In relation to steel being shorter - the other reason is shrinkage. Although treated pine posts don't shrink much (some of the green stuff tends to go the other way and swell) The timber I use is _seasoned_ treated F7 which I've found tends to shrink. If each sleeper shrinks 1-2mm over a few years, that's up to 10mm drop in a 1m high wall. Cut your steel to exact length and it may end up proud, which is not how I'd like to have a job end up.  
Cheers,
Eastie  :Smilie:

----------


## JDub

Fantastic posts Easite, thankyou, greenie coming your way  :Biggrin:   
As with your wall picutred above I am using 200x75 sleepers and I was going to just use timber posts cut from the same sleepers. 
I will now look into the gal posts (but only have a couple of days though to find em though  :Wink: ) I need this wall up on the weekend, are the posts pricey? I assume you would just get them through your local buildiers yard...... 
Cheers
Joel

----------


## Eastie

The cost of gal H section is around $42m cut to size with the cut ends cold gal'd. Compare this to H7 treated pine posts and steel is about double. For a 400mm wall out of sight I would't hesitate to use timber posts - just don't cut the end going into the ground as you'll ruin the integrity of the CCA treatment. If you can get it H5 is the way to go (if the cost isn't over the top compared to H4 and steel), but it's not readily available. Even in the big smoke I have to place an order with the treatment plant for H5. The difference between H4 and H5 treatment is the ratio's and penetration of the treatment chemicals and the textbook lifespan. H4 is the most common on the market as it's these easiest to produce and typically lasts in real life if installed correctly.

----------


## Bleedin Thumb

> Well done Eastie,
> Sound advice on timber wall construction. 
> You should also add a note about Zone of Influence ie; the area from the base of the wall on a 45 deg angle to the top should not have any load applied to it. Therefore if you are building a double tier wall (as in your photo) you must ensure the top wall is not too close to the bottom wall. By following your advise about excavating the subgrade on the 45 deg angle you are forced to observe this rule.
> PS this rule applies to all retaining walls, not just timber.
> PPS I dont know if I agree with the steel posts being shorter- just personal taste.

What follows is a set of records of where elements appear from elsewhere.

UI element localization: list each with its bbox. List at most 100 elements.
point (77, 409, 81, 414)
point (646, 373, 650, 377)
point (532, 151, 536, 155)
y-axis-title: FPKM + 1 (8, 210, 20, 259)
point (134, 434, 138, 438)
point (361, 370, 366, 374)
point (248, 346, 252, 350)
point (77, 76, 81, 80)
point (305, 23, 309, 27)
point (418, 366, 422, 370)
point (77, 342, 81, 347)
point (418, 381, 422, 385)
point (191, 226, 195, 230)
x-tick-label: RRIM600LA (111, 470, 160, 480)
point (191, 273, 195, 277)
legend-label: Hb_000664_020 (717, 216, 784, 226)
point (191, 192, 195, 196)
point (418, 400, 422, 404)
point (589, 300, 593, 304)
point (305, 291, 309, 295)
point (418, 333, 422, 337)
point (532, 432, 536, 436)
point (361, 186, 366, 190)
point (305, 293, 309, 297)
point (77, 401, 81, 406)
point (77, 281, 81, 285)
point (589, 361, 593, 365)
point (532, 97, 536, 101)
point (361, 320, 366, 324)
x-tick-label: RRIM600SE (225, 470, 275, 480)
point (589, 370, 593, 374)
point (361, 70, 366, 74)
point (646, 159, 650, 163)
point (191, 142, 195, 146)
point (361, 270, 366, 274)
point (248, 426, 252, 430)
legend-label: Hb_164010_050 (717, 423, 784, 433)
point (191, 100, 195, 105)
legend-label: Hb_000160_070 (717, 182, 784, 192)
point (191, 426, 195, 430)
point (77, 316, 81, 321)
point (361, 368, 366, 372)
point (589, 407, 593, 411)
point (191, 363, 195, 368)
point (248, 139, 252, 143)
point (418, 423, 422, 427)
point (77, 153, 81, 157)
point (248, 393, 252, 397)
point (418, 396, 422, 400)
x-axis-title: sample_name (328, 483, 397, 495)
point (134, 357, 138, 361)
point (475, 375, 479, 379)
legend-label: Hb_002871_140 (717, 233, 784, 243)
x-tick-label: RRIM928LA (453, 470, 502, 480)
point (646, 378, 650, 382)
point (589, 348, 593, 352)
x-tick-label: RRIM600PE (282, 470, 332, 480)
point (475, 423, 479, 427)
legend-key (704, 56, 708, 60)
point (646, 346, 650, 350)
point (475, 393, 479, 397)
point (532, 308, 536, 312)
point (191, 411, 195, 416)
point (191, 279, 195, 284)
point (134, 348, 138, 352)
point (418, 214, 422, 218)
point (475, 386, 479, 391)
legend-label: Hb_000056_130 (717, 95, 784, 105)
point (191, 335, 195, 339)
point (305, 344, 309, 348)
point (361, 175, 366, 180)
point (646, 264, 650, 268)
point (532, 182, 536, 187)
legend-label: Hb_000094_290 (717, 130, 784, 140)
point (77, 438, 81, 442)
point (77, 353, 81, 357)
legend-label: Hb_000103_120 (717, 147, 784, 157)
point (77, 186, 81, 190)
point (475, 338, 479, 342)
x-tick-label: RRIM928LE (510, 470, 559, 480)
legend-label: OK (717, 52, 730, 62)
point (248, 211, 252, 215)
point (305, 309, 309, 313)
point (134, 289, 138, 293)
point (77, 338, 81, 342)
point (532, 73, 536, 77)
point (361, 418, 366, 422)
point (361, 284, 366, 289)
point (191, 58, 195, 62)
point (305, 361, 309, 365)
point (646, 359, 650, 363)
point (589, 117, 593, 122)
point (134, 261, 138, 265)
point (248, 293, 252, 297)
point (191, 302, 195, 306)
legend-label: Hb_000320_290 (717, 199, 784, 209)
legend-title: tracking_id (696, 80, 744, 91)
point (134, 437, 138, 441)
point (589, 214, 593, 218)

  After visiting the www.hyne.com.au site I notice the 45 deg that I stated is a bit conservative. If someone could post a table with the differing angles per soil types it would be much appreciated. :Smilie:

----------


## JDub

Cheers Eastie, 
The timber is being delivered today via the local timber yard, nearly everyone around these parts (that I have seen anyway) only stock H4. 
Thanks again, I will put only uncut ends into the ground and any cuts I do have to make I will hit with some reseal. 
Now to start diggin some post holes:mad:  :Rolleyes:   Blouse off  :Wink:   
J

----------


## JDub

Job done, (apart from drainage and backfilling) but that wont take long.  :Rolleyes:   
I couldnt find 'reseal' at all, the two places I went to: one had no idea, the other said all related products have been taken off the market due to health concerns.... not sure if he was just telling me porky pies cause they didnt stock it or not.   
Anyway, Just made sure all uncut ends went into the ground. Turned out pretty well... will post some pics soon, now ready for the slab and then the new shed!!!  Sweet  :Cool:

----------


## JDub

A couple of pics are in my "Shed - WIP thread" http://www.woodworkforums.ubeaut.com...t=34677&page=4

----------


## Bleedin Thumb

> I couldnt find 'reseal' at all, the two places I went to: one had no idea, the other said all related products have been taken off the market due to health concerns.... not sure if he was just telling me porky pies cause they didnt stock it or not.

  Hi JD 
I,m glad it worked out. I find it interesting about the reseal because I have always maintained that the banning of CCA was stupid because if we now have to use LOSP and spread chemicals over every cut, we are exposing ourselves to greater danger than before.
I haven't heard about reseal being restricted or withdrawn... sounds like porkies.. but you never know!:confused:

----------